Note: matches don’t overlap.

ends\_with(suffix)

Returns true if the string ends with suffix, and false otherwise.

See also: starts_with()

insert(pos, other)

Returns a copy of the string with other inserted at position pos

left(n)

Get the substring corresponding to the n first characters of the string.

ltrim()

Returns a copy of the string with whitespace characters removed at the left end of the string.

var s = "  hello  "

s = s.ltrim()
print("$" + s + "$") # prints "$hello$"


See also: trim(), rtrim()

mid(from, to)

Returns the substring of str starting at index from and ending at index to (inclusive). If to equals -1, returns the substring from from until the end of the string.

var s = "c'était ça"

print(s.mid(3, 7)) # "était"
print(s.mid(3,-1)) # "était ça"


remove(substr)

Returns a copy of the string where all (non-overlapping) instances of the substring substr have been removed.

See also: remove_at(), remove_first(), remove_last()

remove\_at(at, count)

Returns a copy of the string where count code points, starting at position at, have been removed.

See also: remove(), remove_first(), remove_last()

remove\_first(substr)

Returns a copy of the string where the first instance of substr has been removed.

See also: remove_at(), remove(), remove_last()

remove\_last(substr)

Returns a copy of the string where the last instance of substr has been removed.

See also: remove_at(), remove(), remove_first()

replace(old, new)

Returns a copy of the string where all (non-overlapping) instances of the substring old have been replaced by new.

See also: replace_at(), replace_first(), replace_last()

replace\_at(at, count, new)

Returns a copy of the string where count code points, starting at position at, have been replaced by new.

See also: replace(), replace_first(), replace_last()

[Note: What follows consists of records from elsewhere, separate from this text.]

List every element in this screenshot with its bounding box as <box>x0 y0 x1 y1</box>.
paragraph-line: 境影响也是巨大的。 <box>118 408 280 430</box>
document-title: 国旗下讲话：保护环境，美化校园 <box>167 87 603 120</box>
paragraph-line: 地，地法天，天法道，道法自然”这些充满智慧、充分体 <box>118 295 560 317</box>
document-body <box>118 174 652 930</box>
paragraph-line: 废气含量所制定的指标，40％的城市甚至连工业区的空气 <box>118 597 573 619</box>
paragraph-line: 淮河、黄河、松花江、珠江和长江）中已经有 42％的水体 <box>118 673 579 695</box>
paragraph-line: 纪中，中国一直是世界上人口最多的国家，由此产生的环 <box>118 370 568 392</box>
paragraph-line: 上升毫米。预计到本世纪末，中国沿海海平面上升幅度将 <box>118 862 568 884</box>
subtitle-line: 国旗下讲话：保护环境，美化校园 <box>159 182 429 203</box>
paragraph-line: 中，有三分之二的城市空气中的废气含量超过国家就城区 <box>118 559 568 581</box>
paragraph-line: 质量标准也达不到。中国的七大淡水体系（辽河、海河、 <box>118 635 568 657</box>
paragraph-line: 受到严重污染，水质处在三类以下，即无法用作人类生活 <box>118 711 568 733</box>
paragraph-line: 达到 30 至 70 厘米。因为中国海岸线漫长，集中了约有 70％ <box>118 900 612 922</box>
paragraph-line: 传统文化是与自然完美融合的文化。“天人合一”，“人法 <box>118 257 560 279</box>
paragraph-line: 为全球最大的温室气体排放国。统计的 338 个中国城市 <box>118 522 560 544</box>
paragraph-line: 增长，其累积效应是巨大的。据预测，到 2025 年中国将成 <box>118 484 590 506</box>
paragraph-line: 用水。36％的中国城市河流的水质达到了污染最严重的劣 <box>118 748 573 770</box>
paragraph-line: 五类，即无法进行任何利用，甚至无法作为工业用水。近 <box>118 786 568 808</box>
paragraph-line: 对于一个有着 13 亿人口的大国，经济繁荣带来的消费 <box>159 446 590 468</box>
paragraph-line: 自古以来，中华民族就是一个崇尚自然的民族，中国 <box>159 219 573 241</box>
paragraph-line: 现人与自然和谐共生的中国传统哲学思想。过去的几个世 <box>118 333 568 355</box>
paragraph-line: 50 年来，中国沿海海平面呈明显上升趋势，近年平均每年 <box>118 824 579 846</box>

replace\_first(str, old, new)

Returns a copy of the string where the first instance of the substring old has been replaced by new.

See also: replace_at(), replace(), replace_last()

replace\_last(str, old, new)

Returns a copy of the string where the last instance of the substring old has been replaced by new.

See also: replace_at(), replace(), replace_first()

reverse()

Returns a new string with all the characters in the string in reversed order.

Get the substring corresponding to the n last characters of the string.

rtrim()

Returns a copy of the string with whitespace characters removed at the right end of the string.

var s = "  hello  "

s = s.rtrim()
print("$" + s + "$") # prints "$hello$"


See also: ltrim(), trim()

split(delim)

Returns a table of strings which have been split at each occurrence of the substring delim. If delim is the empty string, it returns a list of the characters in the string.

starts\_with(prefix)

Returns true if the string starts with prefix, and false otherwise.

See also: ends_with()

to\_lower()

Returns a copy of the string where each code point has been converted to lower case.

var s1 = "C'ÉTAIT ÇA"
var s2 = s1.to_lower()

print(s2) # prints "c'était ça"


See also: to_upper()

to\_upper()

Returns a copy of the string where each code point has been converted to upper case.

var s1 = "c'était ça"
var s2 = s1.to_upper()

print(s2) # prints "C'ÉTAIT ÇA"


See also: to_lower()

trim()

Returns a copy of the string with whitespace characters removed at both ends of the string.

var s = "\t  hello  \n"

s = s.trim()
print("$" + s + "$") # prints "$hello$"


See also: ltrim(), rtrim()

## Fields¶

length

Returns the length of the string, in Unicode extended grapheme clusters.

var s = "안녕하세요"
print(s.length) # Prints "5"